Hi,

Firstly, sorry for the extreme lateness of this reply!

I’ve re-read the thread from Nov 2013: (2013!)

http://lists.xen.org/archives/html/xen-devel/2013-11/msg01176.html

and found it quite thought-provoking.

From the Xapi/Xenopsd point of view, the main feature that we’d like is to be 
able to ‘unstick’ the system when it appears stuck. When the user gets bored 
and hits the big red “cancel” button we’d like the particular 
operation/thread/call to unblock (in a timely fashion, it’s probably ok if this 
takes 30s?) and for the system to be left in some kind of manageable state. I 
think it’s ok for Xapi/Xenopsd to destroy any half-built VMs via fresh libxl 
calls afterwards, so libxl doesn’t need to tidy everything itself automatically.

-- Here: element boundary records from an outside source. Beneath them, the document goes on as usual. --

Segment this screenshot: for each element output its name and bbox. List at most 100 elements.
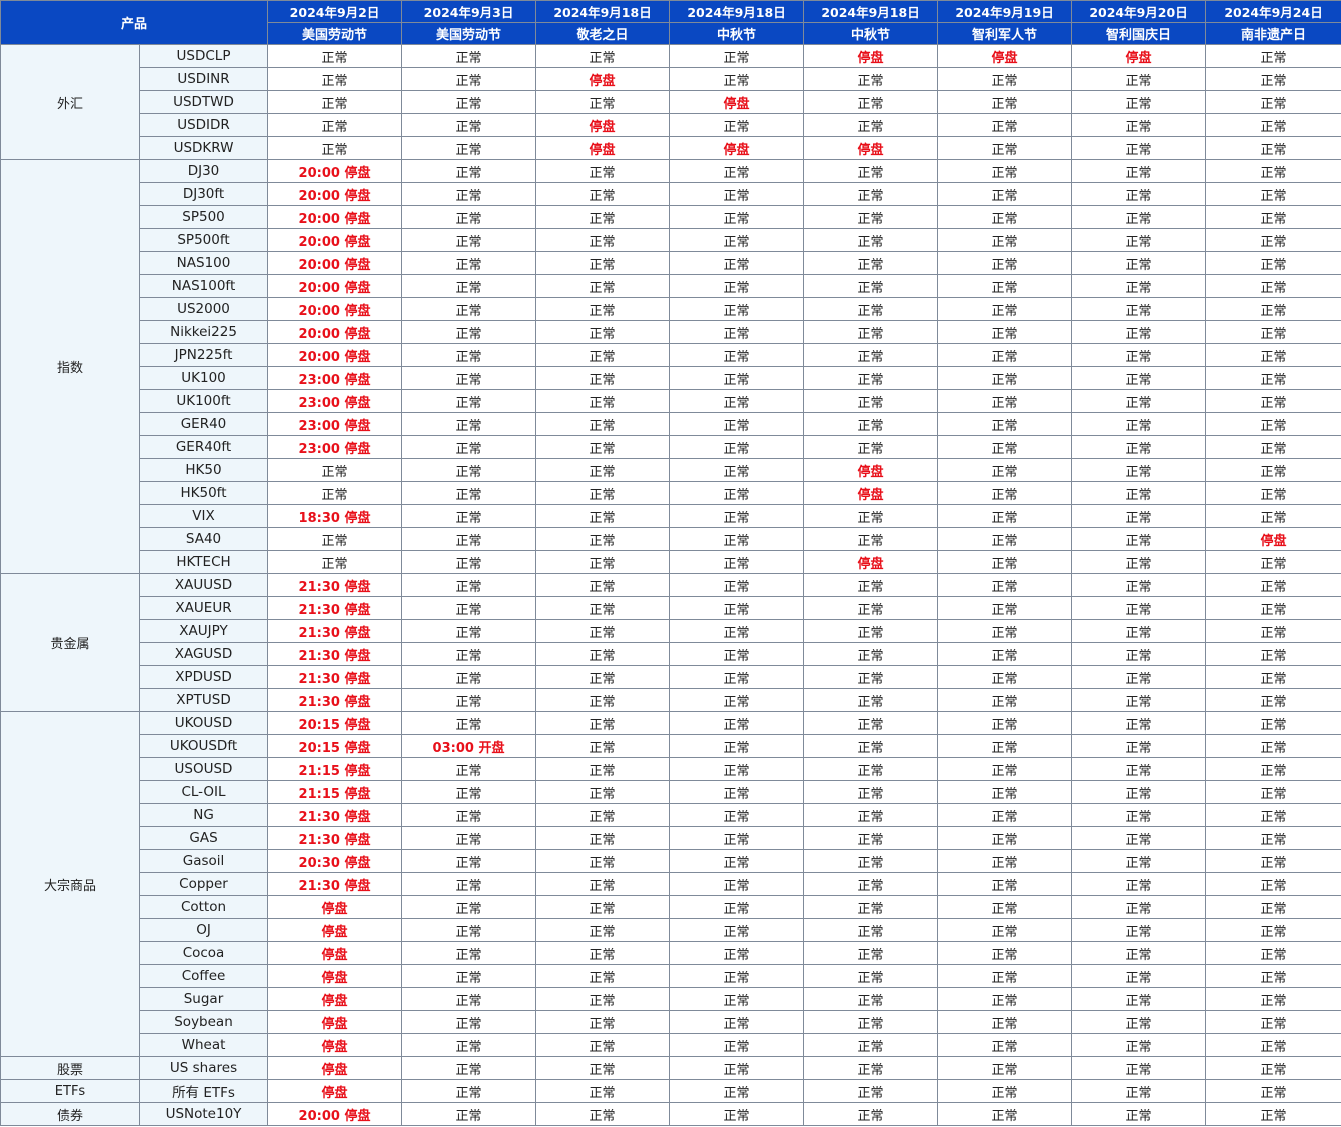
status-cell: 正常: [669, 44, 805, 68]
status-cell: 停盘: [535, 113, 671, 137]
product-cell: GAS: [138, 826, 269, 850]
status-cell: 停盘: [267, 918, 403, 942]
status-cell: 正常: [1205, 734, 1341, 758]
status-cell: 正常: [1071, 274, 1207, 298]
status-cell: 正常: [401, 527, 537, 551]
status-cell: 正常: [1071, 182, 1207, 206]
category-cell: 贵金属: [0, 573, 140, 712]
status-cell: 正常: [803, 918, 939, 942]
status-cell: 正常: [669, 389, 805, 413]
status-cell: 正常: [267, 44, 403, 68]
status-cell: 正常: [669, 1033, 805, 1057]
table-row: US2000 20:00 停盘 正常 正常 正常 正常 正常 正常 正常: [1, 297, 1341, 321]
status-cell: 正常: [803, 573, 939, 597]
status-cell: 正常: [937, 711, 1073, 735]
holiday-header: 中秋节: [803, 22, 939, 45]
holiday-trading-schedule-table: 产品 2024年9月2日 2024年9月3日 2024年9月18日 2024年9…: [0, 0, 1341, 1126]
status-cell: 正常: [401, 320, 537, 344]
status-cell: 正常: [669, 251, 805, 275]
table-row: Gasoil 20:30 停盘 正常 正常 正常 正常 正常 正常 正常: [1, 849, 1341, 873]
status-cell: 停盘: [267, 1033, 403, 1057]
status-cell: 正常: [1071, 205, 1207, 229]
status-cell: 正常: [535, 573, 671, 597]
status-cell: 正常: [267, 481, 403, 505]
status-cell: 停盘: [267, 1079, 403, 1103]
status-cell: 正常: [803, 320, 939, 344]
status-cell: 正常: [803, 1102, 939, 1126]
status-cell: 正常: [669, 642, 805, 666]
status-cell: 正常: [1205, 918, 1341, 942]
status-cell: 正常: [1205, 136, 1341, 160]
status-cell: 正常: [1071, 90, 1207, 114]
status-cell: 正常: [1205, 573, 1341, 597]
product-cell: USDIDR: [138, 113, 269, 137]
table-row: HKTECH 正常 正常 正常 正常 停盘 正常 正常 正常: [1, 550, 1341, 574]
status-cell: 20:00 停盘: [267, 159, 403, 183]
status-cell: 正常: [401, 619, 537, 643]
status-cell: 正常: [937, 389, 1073, 413]
status-cell: 正常: [535, 964, 671, 988]
status-cell: 正常: [267, 527, 403, 551]
status-cell: 正常: [1205, 619, 1341, 643]
status-cell: 正常: [1205, 550, 1341, 574]
status-cell: 正常: [1071, 343, 1207, 367]
status-cell: 正常: [401, 872, 537, 896]
product-cell: XPTUSD: [138, 688, 269, 712]
status-cell: 正常: [1071, 366, 1207, 390]
status-cell: 正常: [1071, 918, 1207, 942]
product-cell: XAUUSD: [138, 573, 269, 597]
status-cell: 正常: [803, 1033, 939, 1057]
status-cell: 正常: [669, 780, 805, 804]
status-cell: 正常: [937, 182, 1073, 206]
status-cell: 正常: [1071, 619, 1207, 643]
status-cell: 正常: [535, 711, 671, 735]
table-row: Wheat 停盘 正常 正常 正常 正常 正常 正常 正常: [1, 1033, 1341, 1057]
product-cell: NG: [138, 803, 269, 827]
product-cell: UK100ft: [138, 389, 269, 413]
table-row: CL-OIL 21:15 停盘 正常 正常 正常 正常 正常 正常 正常: [1, 780, 1341, 804]
status-cell: 正常: [1205, 274, 1341, 298]
status-cell: 正常: [1071, 481, 1207, 505]
product-cell: Soybean: [138, 1010, 269, 1034]
status-cell: 停盘: [803, 458, 939, 482]
status-cell: 正常: [401, 44, 537, 68]
status-cell: 正常: [401, 251, 537, 275]
status-cell: 正常: [401, 550, 537, 574]
status-cell: 正常: [669, 849, 805, 873]
status-cell: 正常: [669, 182, 805, 206]
status-cell: 正常: [401, 895, 537, 919]
status-cell: 正常: [535, 159, 671, 183]
status-cell: 停盘: [535, 67, 671, 91]
status-cell: 正常: [937, 297, 1073, 321]
product-cell: SP500: [138, 205, 269, 229]
status-cell: 正常: [1071, 412, 1207, 436]
status-cell: 正常: [803, 642, 939, 666]
status-cell: 正常: [1205, 205, 1341, 229]
status-cell: 正常: [1071, 527, 1207, 551]
status-cell: 03:00 开盘: [401, 734, 537, 758]
status-cell: 正常: [1071, 711, 1207, 735]
status-cell: 正常: [937, 849, 1073, 873]
status-cell: 正常: [535, 504, 671, 528]
date-header: 2024年9月3日: [401, 0, 537, 23]
status-cell: 正常: [803, 734, 939, 758]
table-row: GER40ft 23:00 停盘 正常 正常 正常 正常 正常 正常 正常: [1, 435, 1341, 459]
status-cell: 正常: [937, 688, 1073, 712]
status-cell: 正常: [1205, 711, 1341, 735]
status-cell: 正常: [535, 803, 671, 827]
status-cell: 正常: [535, 343, 671, 367]
status-cell: 21:30 停盘: [267, 619, 403, 643]
status-cell: 正常: [1205, 964, 1341, 988]
status-cell: 正常: [937, 987, 1073, 1011]
table-row: 大宗商品 UKOUSD 20:15 停盘 正常 正常 正常 正常 正常 正常 正常: [0, 711, 1341, 1057]
status-cell: 正常: [267, 67, 403, 91]
product-cell: USOUSD: [138, 757, 269, 781]
status-cell: 23:00 停盘: [267, 389, 403, 413]
status-cell: 正常: [1071, 987, 1207, 1011]
product-cell: GER40ft: [138, 435, 269, 459]
product-cell: UKOUSDft: [138, 734, 269, 758]
status-cell: 正常: [401, 159, 537, 183]
status-cell: 正常: [1071, 389, 1207, 413]
status-cell: 正常: [669, 734, 805, 758]
status-cell: 停盘: [267, 987, 403, 1011]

I think cancellation could be quite hard to test. One thing we could do is add 
a counter and increment it every time we pass a point where cancellation is 
possible. In some libxl debug mode we could configure it to simulate a 
cancellation event when the counter reaches a specific value. A test harness 
could then try to walk through all the different cancellation possibilities and 
check the system is in some sensible state afterwards.

We were thinking about running some number of libxl-based stateless worker 
processes which would also allow us to kill them with various signals if we 
really needed to. I guess in the event that libxl cancel didn’t work for 
whatever reason, we could fall back to this rather cruder approach (although 
this should be only in extreme circumstances).

Anyway, sorry again for the lateness!